If we take Brian's new OD of 28.07 and his 46T then he has cut a 43.4DP gear with a "hob" that should have cut 41DP gear's CP is 0.072" or just under 14tpi

The amount of extrusion you have got with the increased OD is a sign that the cheap and cheerful bolt method is not working too well as you are not cutting cleanly through the metal but forcing it into submission and just making the unpredictable nature of the method even more up in the air

Edited By JasonB on 17/09/2021 07:21:31

Indeed Pete I am rushing my calcs and must pay more attention

Yes Jason if you saw my rough attempt at a spiral chivved bolt, its a wonder I got anywhere near right ball park

but will try harder

Have any of you spotted the inherent fatal flaw in my conjecture yet?

Not that difficult although it did take some time; I didn't need to grind anything.
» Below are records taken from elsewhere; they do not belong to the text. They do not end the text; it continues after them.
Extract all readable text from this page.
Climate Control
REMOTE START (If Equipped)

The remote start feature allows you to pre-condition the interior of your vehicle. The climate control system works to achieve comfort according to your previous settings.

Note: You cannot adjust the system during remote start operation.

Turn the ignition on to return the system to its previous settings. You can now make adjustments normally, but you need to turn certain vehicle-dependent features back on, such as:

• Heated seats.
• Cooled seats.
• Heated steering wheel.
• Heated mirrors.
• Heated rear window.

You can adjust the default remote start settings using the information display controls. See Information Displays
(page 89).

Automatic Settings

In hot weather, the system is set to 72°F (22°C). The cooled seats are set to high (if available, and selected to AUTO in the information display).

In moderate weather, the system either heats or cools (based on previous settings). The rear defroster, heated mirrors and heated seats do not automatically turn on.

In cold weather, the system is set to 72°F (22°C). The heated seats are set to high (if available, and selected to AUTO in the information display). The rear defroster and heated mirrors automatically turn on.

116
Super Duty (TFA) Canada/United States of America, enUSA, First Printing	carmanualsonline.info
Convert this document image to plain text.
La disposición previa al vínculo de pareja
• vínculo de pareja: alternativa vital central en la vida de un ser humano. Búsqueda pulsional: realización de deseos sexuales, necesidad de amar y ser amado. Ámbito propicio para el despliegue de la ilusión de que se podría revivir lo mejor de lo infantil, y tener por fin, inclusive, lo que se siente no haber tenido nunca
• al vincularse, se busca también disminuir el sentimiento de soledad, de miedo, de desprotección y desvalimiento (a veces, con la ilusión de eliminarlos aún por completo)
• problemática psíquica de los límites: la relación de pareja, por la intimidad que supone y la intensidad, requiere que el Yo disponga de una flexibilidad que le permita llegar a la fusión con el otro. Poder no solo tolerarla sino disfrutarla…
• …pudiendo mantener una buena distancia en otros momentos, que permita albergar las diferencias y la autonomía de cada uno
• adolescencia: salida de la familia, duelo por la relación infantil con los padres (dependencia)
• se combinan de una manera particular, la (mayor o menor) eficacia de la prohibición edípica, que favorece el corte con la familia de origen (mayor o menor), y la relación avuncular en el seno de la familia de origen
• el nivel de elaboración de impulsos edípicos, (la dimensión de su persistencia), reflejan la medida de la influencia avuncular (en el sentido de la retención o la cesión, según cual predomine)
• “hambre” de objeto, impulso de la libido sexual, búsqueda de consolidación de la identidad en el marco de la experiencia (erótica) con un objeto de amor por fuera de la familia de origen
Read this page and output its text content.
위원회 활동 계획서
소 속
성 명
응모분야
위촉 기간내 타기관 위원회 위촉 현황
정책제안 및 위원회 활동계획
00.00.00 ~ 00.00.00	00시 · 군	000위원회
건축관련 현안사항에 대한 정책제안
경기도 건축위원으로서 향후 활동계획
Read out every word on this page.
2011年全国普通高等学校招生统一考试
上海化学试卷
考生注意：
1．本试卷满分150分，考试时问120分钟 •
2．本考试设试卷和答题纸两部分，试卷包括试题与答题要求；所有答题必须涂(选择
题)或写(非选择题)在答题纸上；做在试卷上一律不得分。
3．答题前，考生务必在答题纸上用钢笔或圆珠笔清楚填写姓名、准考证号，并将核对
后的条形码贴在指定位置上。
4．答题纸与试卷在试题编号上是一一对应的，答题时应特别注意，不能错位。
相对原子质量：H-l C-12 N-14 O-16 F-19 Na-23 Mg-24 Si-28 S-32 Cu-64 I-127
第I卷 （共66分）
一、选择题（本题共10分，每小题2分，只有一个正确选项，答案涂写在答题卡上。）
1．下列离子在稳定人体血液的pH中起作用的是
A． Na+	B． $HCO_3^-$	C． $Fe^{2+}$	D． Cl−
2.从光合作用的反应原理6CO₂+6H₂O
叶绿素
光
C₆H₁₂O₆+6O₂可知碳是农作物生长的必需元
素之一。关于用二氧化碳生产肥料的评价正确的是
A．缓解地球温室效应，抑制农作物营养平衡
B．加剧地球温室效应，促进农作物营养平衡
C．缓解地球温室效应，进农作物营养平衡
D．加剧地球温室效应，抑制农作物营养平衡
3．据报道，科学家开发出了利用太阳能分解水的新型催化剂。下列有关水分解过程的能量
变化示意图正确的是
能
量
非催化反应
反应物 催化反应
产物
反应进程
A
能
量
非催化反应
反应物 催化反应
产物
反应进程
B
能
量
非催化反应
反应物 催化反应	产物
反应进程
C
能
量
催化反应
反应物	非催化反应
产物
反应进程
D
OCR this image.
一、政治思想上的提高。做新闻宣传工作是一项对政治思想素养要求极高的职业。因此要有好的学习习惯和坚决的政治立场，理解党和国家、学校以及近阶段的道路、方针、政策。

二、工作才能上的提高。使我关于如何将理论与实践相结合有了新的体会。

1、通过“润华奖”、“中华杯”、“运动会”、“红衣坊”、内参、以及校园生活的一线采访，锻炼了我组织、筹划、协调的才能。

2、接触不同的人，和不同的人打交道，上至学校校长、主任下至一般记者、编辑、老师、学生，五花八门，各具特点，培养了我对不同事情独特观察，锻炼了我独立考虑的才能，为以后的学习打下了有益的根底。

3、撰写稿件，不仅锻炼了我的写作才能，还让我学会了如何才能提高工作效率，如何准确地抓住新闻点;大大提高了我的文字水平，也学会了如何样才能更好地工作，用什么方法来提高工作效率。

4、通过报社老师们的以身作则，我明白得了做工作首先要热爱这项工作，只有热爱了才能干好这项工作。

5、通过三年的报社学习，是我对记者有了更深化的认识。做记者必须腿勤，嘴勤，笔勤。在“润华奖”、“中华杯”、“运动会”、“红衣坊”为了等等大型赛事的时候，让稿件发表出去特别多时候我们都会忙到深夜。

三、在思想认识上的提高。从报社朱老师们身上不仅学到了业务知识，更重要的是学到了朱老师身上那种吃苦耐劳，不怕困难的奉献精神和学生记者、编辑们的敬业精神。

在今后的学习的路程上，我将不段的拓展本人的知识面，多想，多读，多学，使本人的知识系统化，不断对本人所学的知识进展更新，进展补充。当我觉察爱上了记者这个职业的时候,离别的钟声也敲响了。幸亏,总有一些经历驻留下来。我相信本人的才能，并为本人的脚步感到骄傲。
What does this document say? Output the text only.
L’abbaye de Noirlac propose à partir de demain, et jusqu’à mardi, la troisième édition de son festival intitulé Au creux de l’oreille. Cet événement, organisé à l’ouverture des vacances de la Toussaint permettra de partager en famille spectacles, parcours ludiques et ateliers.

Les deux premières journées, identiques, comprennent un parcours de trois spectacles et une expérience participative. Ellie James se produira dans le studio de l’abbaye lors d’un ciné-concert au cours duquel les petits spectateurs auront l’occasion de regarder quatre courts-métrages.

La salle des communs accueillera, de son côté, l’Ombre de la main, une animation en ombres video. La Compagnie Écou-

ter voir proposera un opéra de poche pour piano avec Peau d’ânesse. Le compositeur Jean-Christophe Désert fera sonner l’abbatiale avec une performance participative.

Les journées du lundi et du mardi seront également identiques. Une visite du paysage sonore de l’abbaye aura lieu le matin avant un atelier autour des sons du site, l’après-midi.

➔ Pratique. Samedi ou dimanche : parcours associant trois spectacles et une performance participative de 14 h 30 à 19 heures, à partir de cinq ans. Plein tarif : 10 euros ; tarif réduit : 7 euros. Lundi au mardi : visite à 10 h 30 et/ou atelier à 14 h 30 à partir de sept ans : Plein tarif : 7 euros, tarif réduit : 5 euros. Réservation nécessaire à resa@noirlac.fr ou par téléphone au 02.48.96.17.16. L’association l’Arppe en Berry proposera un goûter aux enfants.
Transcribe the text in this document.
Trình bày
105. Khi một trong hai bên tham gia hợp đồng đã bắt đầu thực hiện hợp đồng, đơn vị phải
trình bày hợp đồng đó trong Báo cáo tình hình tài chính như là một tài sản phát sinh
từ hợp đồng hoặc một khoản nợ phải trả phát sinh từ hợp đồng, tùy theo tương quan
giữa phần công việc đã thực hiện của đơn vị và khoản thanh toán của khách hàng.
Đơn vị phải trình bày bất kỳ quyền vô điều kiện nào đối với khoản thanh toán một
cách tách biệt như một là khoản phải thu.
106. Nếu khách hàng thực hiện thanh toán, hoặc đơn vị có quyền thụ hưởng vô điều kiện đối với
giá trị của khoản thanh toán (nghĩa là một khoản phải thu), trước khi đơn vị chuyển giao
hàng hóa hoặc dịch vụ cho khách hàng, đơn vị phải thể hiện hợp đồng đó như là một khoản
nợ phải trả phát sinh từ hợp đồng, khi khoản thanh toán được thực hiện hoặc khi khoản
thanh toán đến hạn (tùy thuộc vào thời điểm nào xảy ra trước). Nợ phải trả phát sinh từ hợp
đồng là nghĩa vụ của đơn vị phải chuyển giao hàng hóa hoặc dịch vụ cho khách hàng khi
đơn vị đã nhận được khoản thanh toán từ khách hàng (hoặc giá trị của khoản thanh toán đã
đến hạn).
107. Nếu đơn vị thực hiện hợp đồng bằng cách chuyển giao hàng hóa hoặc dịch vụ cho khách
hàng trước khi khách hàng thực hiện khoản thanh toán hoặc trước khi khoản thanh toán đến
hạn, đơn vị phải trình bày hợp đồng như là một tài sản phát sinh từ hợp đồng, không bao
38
Reliefs were added with a file before hardening and tempering:

The worms and worm wheels, for scale the worm wheels are around 4" in diameter:

Andrew

Something intriguing I noticed, but i expect you all knew this, is that a rack and pinion system uses a 20deg PA form but the rack is a straight 60deg form.

Well AJ excluding cnc I cant see how you made that on Maureen BTSOOM

The helix was cut on a CNC mill for historical reasons, but everything else (hob and parts) were machined on a manual lathe and a big old horizontal mill that cost me £175.

Andrew

“Something intriguing I noticed, but i expect you all knew this, is that a rack and pinion system uses a 20deg PA form but the rack is straight 60deg form.”

No this is wrong, if using a pinion with 20deg PA then the rack also must have a PA of 20deg.

Where do you get the 60deg from?

Jan